So, around this time last year, Local Research University offered me a position as a part-time assistant professor. The only problem was, they didn’t actually have the position available yet. They like me, they want me in their department. I wouldn’t have to give up my current job. It pays well, and I’d be able to be engaged in cool health research and be a PI at a well-known and reasonably prestigious institution of higher learning. I’d get to teach. Seemed like a can’t lose proposition. I was unanimously approved by the faculty to join. I told them I’d sign a contract as soon as they had one for me.
They haven’t had it yet. The new rule at Local Research University is that they have to have an outside funding stream for new hires. This is why I fear that soon, incoming professors are going to be expected to win grants first, get positions later. I don’t write grants on speculation. It’s insane. You want me to write a grant for you? You have to hire me. The same is true of consulting proposals, manuscripts, courses, etc.. I don’t work for free. Nor should anyone.
Anyway, so I’m giving back-to-back job talks on the East Coast next week. And now it turns out that Local Research University is signing a contract on Tuesday that should include funding for my position. If it does, and they float an assistant professorship for me, I’ll take it. It’ll allow me to stay where I am, do really cool science, work in a field that I’m really interested in, and be well paid to do it.

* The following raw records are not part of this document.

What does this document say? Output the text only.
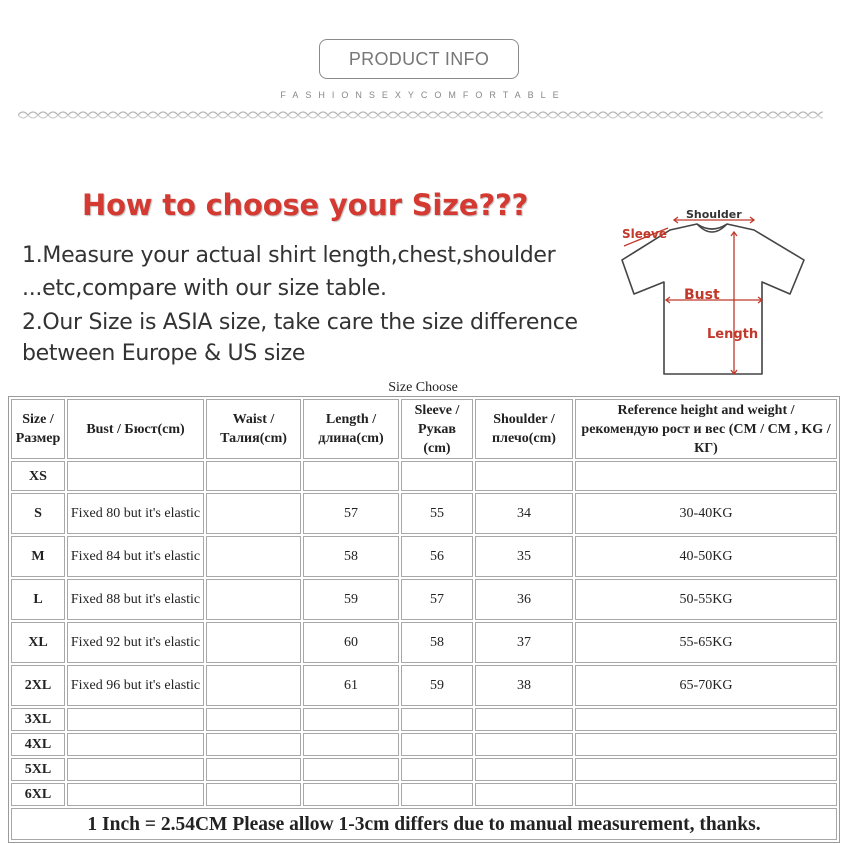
PRODUCT INFO
FASHIONSEXYCOMFORTABLE
How to choose your Size???
1.Measure your actual shirt length,chest,shoulder
...etc,compare with our size table.
2.Our Size is ASIA size, take care the size difference
between Europe & US size
Shoulder
Sleeve
Bust
Length
Size Choose
Size / Размер	Bust / Бюст(cm)	Waist / Талия(cm)	Length / длина(cm)	Sleeve / Рукав (cm)	Shoulder / плечо(cm)	Reference height and weight / рекомендую рост и вес (CM / CM , KG / КГ)
XS						
S	Fixed 80 but it's elastic		57	55	34	30-40KG
M	Fixed 84 but it's elastic		58	56	35	40-50KG
L	Fixed 88 but it's elastic		59	57	36	50-55KG
XL	Fixed 92 but it's elastic		60	58	37	55-65KG
2XL	Fixed 96 but it's elastic		61	59	38	65-70KG
3XL						
4XL						
5XL						
6XL						
1 Inch = 2.54CM Please allow 1-3cm differs due to manual measurement, thanks.						
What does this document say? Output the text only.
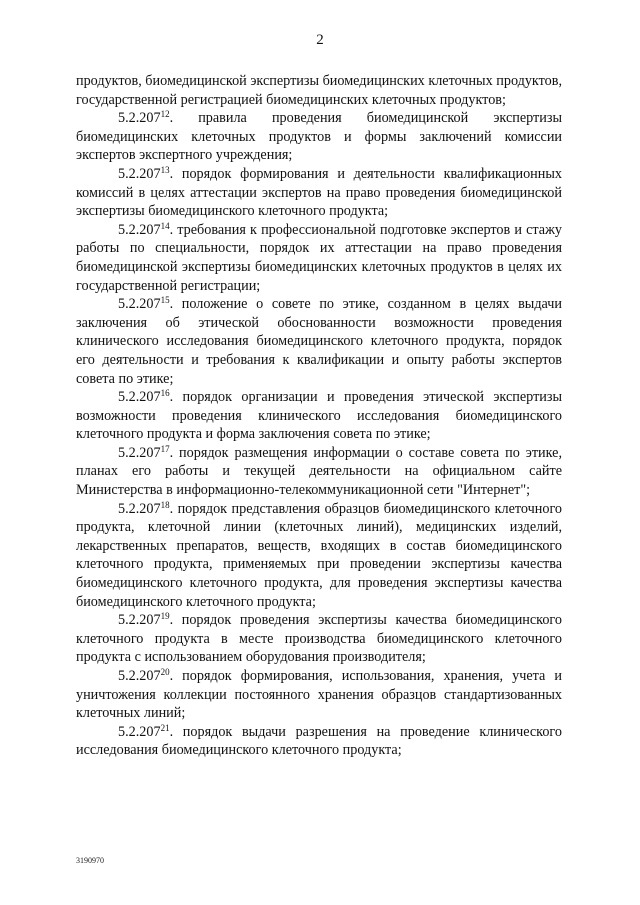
2

продуктов, биомедицинской экспертизы биомедицинских клеточных продуктов, государственной регистрацией биомедицинских клеточных продуктов;

5.2.207$^{12}$. правила проведения биомедицинской экспертизы биомедицинских клеточных продуктов и формы заключений комиссии экспертов экспертного учреждения;

5.2.207$^{13}$. порядок формирования и деятельности квалификационных комиссий в целях аттестации экспертов на право проведения биомедицинской экспертизы биомедицинского клеточного продукта;

5.2.207$^{14}$. требования к профессиональной подготовке экспертов и стажу работы по специальности, порядок их аттестации на право проведения биомедицинской экспертизы биомедицинских клеточных продуктов в целях их государственной регистрации;

5.2.207$^{15}$. положение о совете по этике, созданном в целях выдачи заключения об этической обоснованности возможности проведения клинического исследования биомедицинского клеточного продукта, порядок его деятельности и требования к квалификации и опыту работы экспертов совета по этике;

5.2.207$^{16}$. порядок организации и проведения этической экспертизы возможности проведения клинического исследования биомедицинского клеточного продукта и форма заключения совета по этике;

5.2.207$^{17}$. порядок размещения информации о составе совета по этике, планах его работы и текущей деятельности на официальном сайте Министерства в информационно-телекоммуникационной сети "Интернет";

5.2.207$^{18}$. порядок представления образцов биомедицинского клеточного продукта, клеточной линии (клеточных линий), медицинских изделий, лекарственных препаратов, веществ, входящих в состав биомедицинского клеточного продукта, применяемых при проведении экспертизы качества биомедицинского клеточного продукта, для проведения экспертизы качества биомедицинского клеточного продукта;

5.2.207$^{19}$. порядок проведения экспертизы качества биомедицинского клеточного продукта в месте производства биомедицинского клеточного продукта с использованием оборудования производителя;

5.2.207$^{20}$. порядок формирования, использования, хранения, учета и уничтожения коллекции постоянного хранения образцов стандартизованных клеточных линий;

5.2.207$^{21}$. порядок выдачи разрешения на проведение клинического исследования биомедицинского клеточного продукта;

3190970
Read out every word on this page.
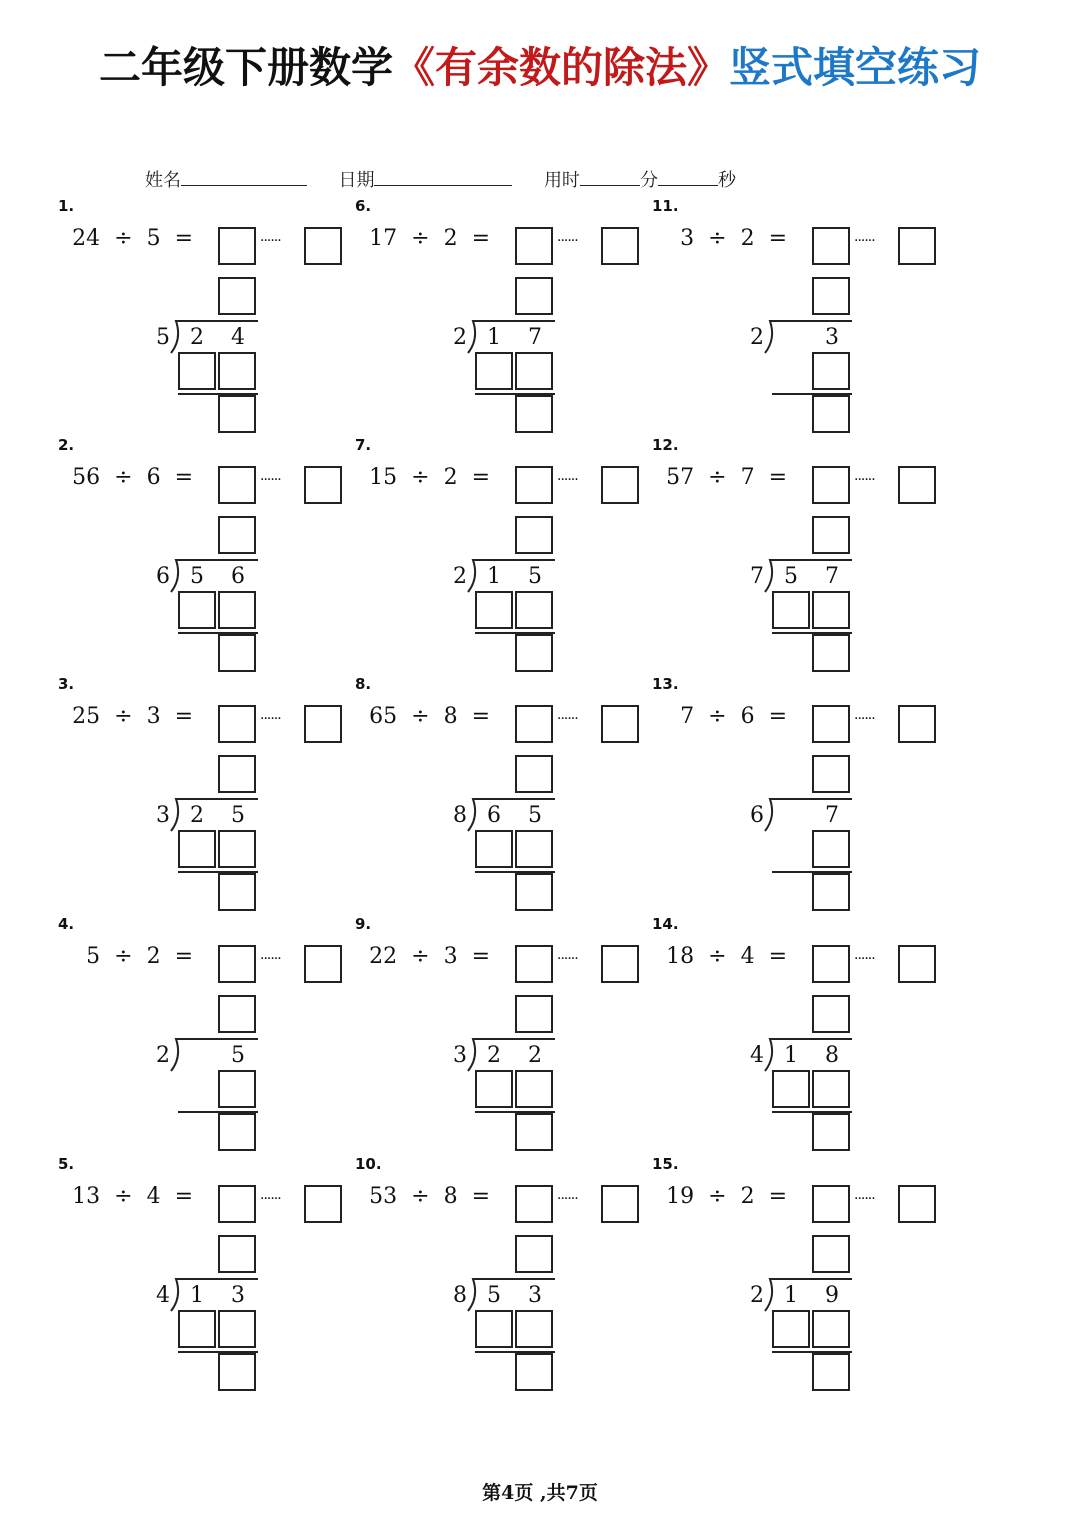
二年级下册数学《有余数的除法》竖式填空练习
姓名	日期	用时	分	秒
1.
24 ÷ 5 =	······
5 2 4
2.
56 ÷ 6 =	······
6 5 6
3.
25 ÷ 3 =	······
3 2 5
4.
5 ÷ 2 =	······
2	5
5.
13 ÷ 4 =	······
4 1 3
6.
17 ÷ 2 =	······
2 1 7
7.
15 ÷ 2 =	······
2 1 5
8.
65 ÷ 8 =	······
8 6 5
9.
22 ÷ 3 =	······
3 2 2
10.
53 ÷ 8 =	······
8 5 3
11.
3 ÷ 2 =	······
2	3
12.
57 ÷ 7 =	······
7 5 7
13.
7 ÷ 6 =	······
6	7
14.
18 ÷ 4 =	······
4 1 8
15.
19 ÷ 2 =	······
2 1 9
第4页 ,共7页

Without having to uproot.
As much as a position out at East Coasty University would be awesome, I’d rather stay here, in my community, with my opportunities and established connections. I’m making new connections, and establishing myself as a reasonably sized fish in a fairly small pond where I am. I like that feeling. I would be very happy building a permanent career where I am. I have the same problems as any aspiring academic. In a world without tenure-track appointments.
What I need to remember is that I’ll be fine no matter what. If I get the best job in the world, or if I’m mopping toilets in a gas station. I can be happy. Because my happiness is based internally. I am happy when I am working hard, doing well, and being of service. I have all of those things in my life right now. I will focus on that. My fears will either come to pass or they wont. And I’ll be sober, sane, and productive no matter what.